This week, our students spent time learning about Martin Luther King Jr. in a way that was slow, layered, and grounded in real places—not just dates and soundbites.
Rather than rushing through a single lesson, we built understanding over multiple days, using video, discussion, art, music, and finally, place-based learning right here in Atlanta.
Starting with the Story
We began with a short video about Dr. King’s life and work. As we watched, we paused often—long enough for students to catch ideas, ask questions, and write things down.
Students recorded:
- Key words and phrases that stood out to them
- About five core facts from the video
- New ideas they hadn’t heard before
Pausing the video gave students time to think instead of just consume. It slowed the pace and helped them notice how often words like justice, nonviolence, segregation, and responsibility kept coming up.
Drawing Dr. King
Then, we shifted into art.
We followed along with a drawing tutorial video and sketched a portrait of Dr. King together. The goal wasn’t realism or perfection—it was observation. Students noticed his expression, posture, and details they might not have paid attention to otherwise.
Drawing became another way of studying him, quietly and carefully.
Learning in the Place Itself
Then we took what we’d learned out into the world.
We visited the Martin Luther King Jr. National Historical Park area along Auburn Avenue, a street rich with Black history and community life. Students saw:
- Dr. King’s childhood home
- His former church
- The tomb where Dr. King and Coretta Scott King are buried
- The eternal flame honoring their legacy
Walking the grounds helped students understand that this history is not abstract—it happened in real neighborhoods, with real people, not far from where we live now.
Students were especially excited to spot a familiar piece of pop culture, too—a location across the street where a scene from Black Panther was filmed. It sparked a great conversation about how Black history, culture, and storytelling continue to show up in modern media.
Listening on the Road
On the drive to and from the site, we listened to Dr. King’s final speech. Hearing his voice—his cadence, urgency, and hope—while physically traveling through the city added another layer of meaning.

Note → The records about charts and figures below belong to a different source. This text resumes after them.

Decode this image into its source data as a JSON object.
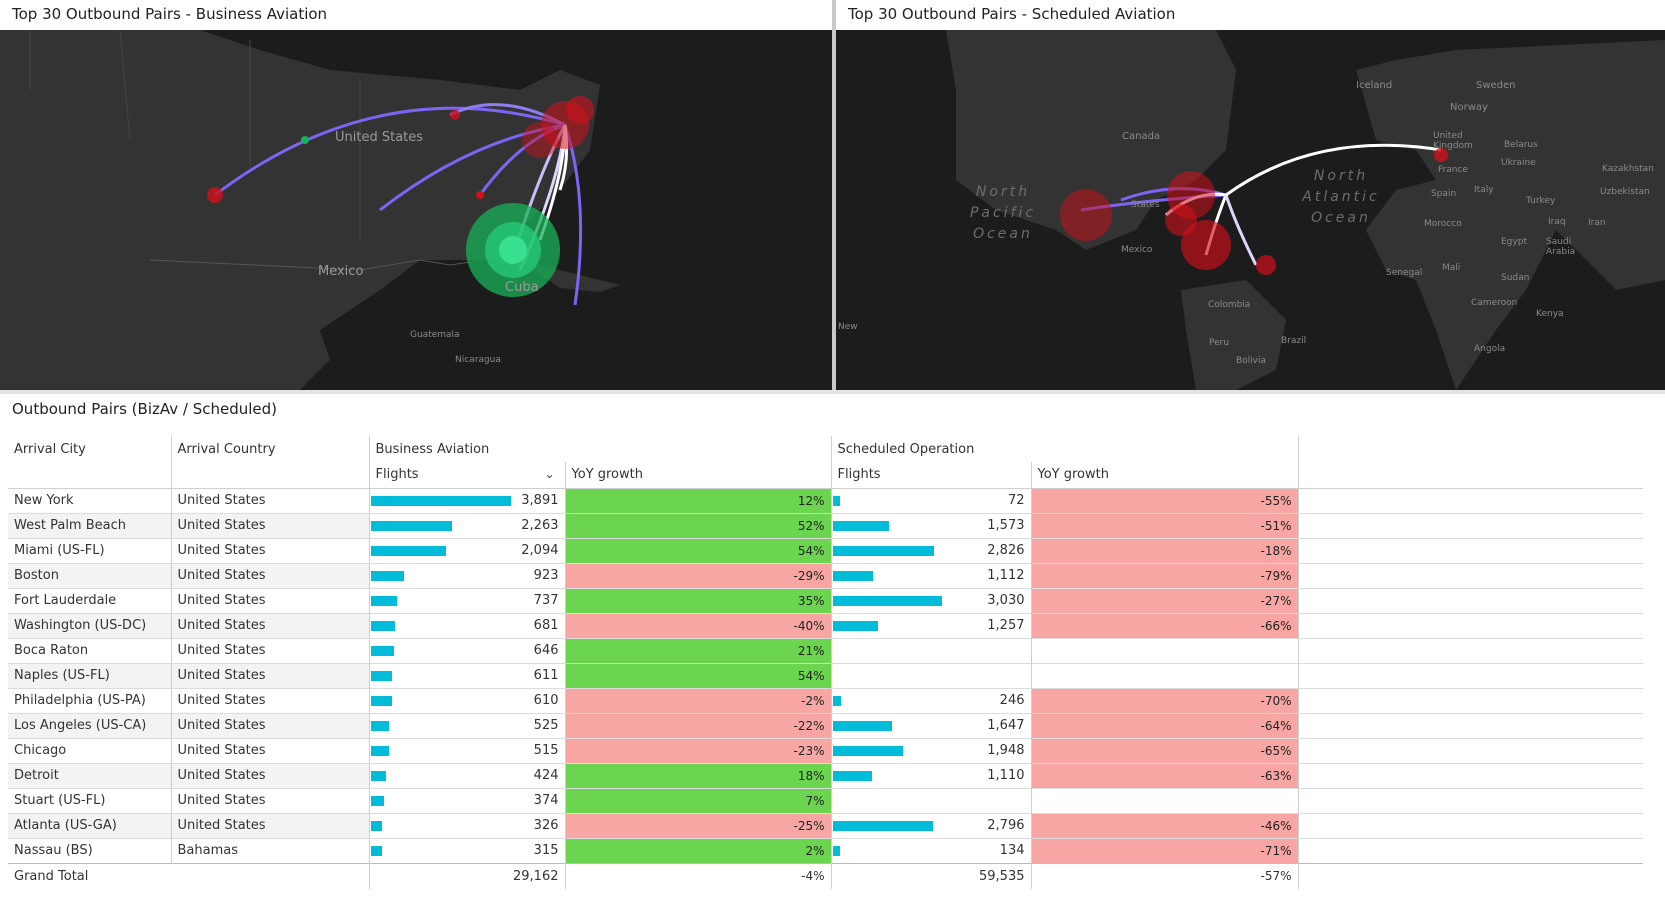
{
  "left_panel": {
    "title": "Top 30 Outbound Pairs - Business Aviation",
    "labels": [
      "United States",
      "Mexico",
      "Cuba",
      "Guatemala",
      "Nicaragua"
    ]
  },
  "right_panel": {
    "title": "Top 30 Outbound Pairs - Scheduled Aviation",
    "labels": [
      "Iceland",
      "Sweden",
      "Norway",
      "Canada",
      "United Kingdom",
      "Belarus",
      "Ukraine",
      "France",
      "Kazakhstan",
      "Spain",
      "Italy",
      "Uzbekistan",
      "Turkey",
      "Morocco",
      "Iraq",
      "Iran",
      "Egypt",
      "Saudi Arabia",
      "Mali",
      "Senegal",
      "Sudan",
      "Mexico",
      "States",
      "Colombia",
      "Cameroon",
      "Kenya",
      "Peru",
      "Brazil",
      "Bolivia",
      "Angola",
      "New"
    ],
    "oceans": [
      "North Pacific Ocean",
      "North Atlantic Ocean"
    ]
  },
  "colors": {
    "bar": "#00bcd8",
    "positive": "#6cd54f",
    "negative": "#f7a6a3",
    "map_bg": "#1c1c1c"
  },
  "table": {
    "title": "Outbound Pairs (BizAv / Scheduled)",
    "headers": {
      "arrival_city": "Arrival City",
      "arrival_country": "Arrival Country",
      "bizav": "Business Aviation",
      "scheduled": "Scheduled Operation",
      "flights": "Flights",
      "yoy": "YoY growth"
    },
    "rows": [
      {
        "city": "New York",
        "country": "United States",
        "biz_flights": "3,891",
        "biz_yoy": "12%",
        "sch_flights": "72",
        "sch_yoy": "-55%"
      },
      {
        "city": "West Palm Beach",
        "country": "United States",
        "biz_flights": "2,263",
        "biz_yoy": "52%",
        "sch_flights": "1,573",
        "sch_yoy": "-51%"
      },
      {
        "city": "Miami (US-FL)",
        "country": "United States",
        "biz_flights": "2,094",
        "biz_yoy": "54%",
        "sch_flights": "2,826",
        "sch_yoy": "-18%"
      },
      {
        "city": "Boston",
        "country": "United States",
        "biz_flights": "923",
        "biz_yoy": "-29%",
        "sch_flights": "1,112",
        "sch_yoy": "-79%"
      },
      {
        "city": "Fort Lauderdale",
        "country": "United States",
        "biz_flights": "737",
        "biz_yoy": "35%",
        "sch_flights": "3,030",
        "sch_yoy": "-27%"
      },
      {
        "city": "Washington (US-DC)",
        "country": "United States",
        "biz_flights": "681",
        "biz_yoy": "-40%",
        "sch_flights": "1,257",
        "sch_yoy": "-66%"
      },
      {
        "city": "Boca Raton",
        "country": "United States",
        "biz_flights": "646",
        "biz_yoy": "21%",
        "sch_flights": "",
        "sch_yoy": ""
      },
      {
        "city": "Naples (US-FL)",
        "country": "United States",
        "biz_flights": "611",
        "biz_yoy": "54%",
        "sch_flights": "",
        "sch_yoy": ""
      },
      {
        "city": "Philadelphia (US-PA)",
        "country": "United States",
        "biz_flights": "610",
        "biz_yoy": "-2%",
        "sch_flights": "246",
        "sch_yoy": "-70%"
      },
      {
        "city": "Los Angeles (US-CA)",
        "country": "United States",
        "biz_flights": "525",
        "biz_yoy": "-22%",
        "sch_flights": "1,647",
        "sch_yoy": "-64%"
      },
      {
        "city": "Chicago",
        "country": "United States",
        "biz_flights": "515",
        "biz_yoy": "-23%",
        "sch_flights": "1,948",
        "sch_yoy": "-65%"
      },
      {
        "city": "Detroit",
        "country": "United States",
        "biz_flights": "424",
        "biz_yoy": "18%",
        "sch_flights": "1,110",
        "sch_yoy": "-63%"
      },
      {
        "city": "Stuart (US-FL)",
        "country": "United States",
        "biz_flights": "374",
        "biz_yoy": "7%",
        "sch_flights": "",
        "sch_yoy": ""
      },
      {
        "city": "Atlanta (US-GA)",
        "country": "United States",
        "biz_flights": "326",
        "biz_yoy": "-25%",
        "sch_flights": "2,796",
        "sch_yoy": "-46%"
      },
      {
        "city": "Nassau (BS)",
        "country": "Bahamas",
        "biz_flights": "315",
        "biz_yoy": "2%",
        "sch_flights": "134",
        "sch_yoy": "-71%"
      }
    ],
    "total": {
      "label": "Grand Total",
      "biz_flights": "29,162",
      "biz_yoy": "-4%",
      "sch_flights": "59,535",
      "sch_yoy": "-57%"
    }
  }
}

After the speech ended, we played freedom songs in the van and talked about them:
- Why people sang together
- What the songs were used for
- How music helped people survive, organize, and believe in change
It became one of those quiet, powerful conversations that only happens when you’re sitting side-by-side, looking out the window, letting ideas settle.
Reflecting After the Visit
The next day, we talked together about what we remembered most—what stood out, what surprised us, and what stayed in our minds after leaving the site. Then students moved into journaling.
Each student drew four pictures of things they saw and remembered from the visit and wrote a few sentences to go with each one. Some focused on the eternal flame, others on the church, the homes, or moments from the museum. A few wrote about how it felt to be there.

It was a simple activity, but a meaningful one. Drawing and writing gave students space to process the experience in their own way, helping turn a powerful field trip into something personal, thoughtful, and lasting.
Timing It with Intention
We planned this experience so it would lead directly into MLK Day, giving students context before the holiday arrived. Instead of seeing the day as just a long weekend, students entered it with a deeper understanding of who Dr. King was, what he stood for, and how his work connects to service, reflection, and responsibility today.
This also fit naturally into our broader plan: we’re spending two full months on Black history, and this point in the calendar—about a week or two into that work—was the right moment to focus on Dr. King and his legacy.
More Than a Lesson
This wasn’t just a unit about Martin Luther King Jr.
It was about:
- Paying attention
- Learning through multiple modes
- Connecting history to place
- Letting ideas unfold over time
By the end, students didn’t just know more facts. They had experienced Dr. King’s story—in words, images, music, movement, and memory—and that’s the kind of learning that tends to stick.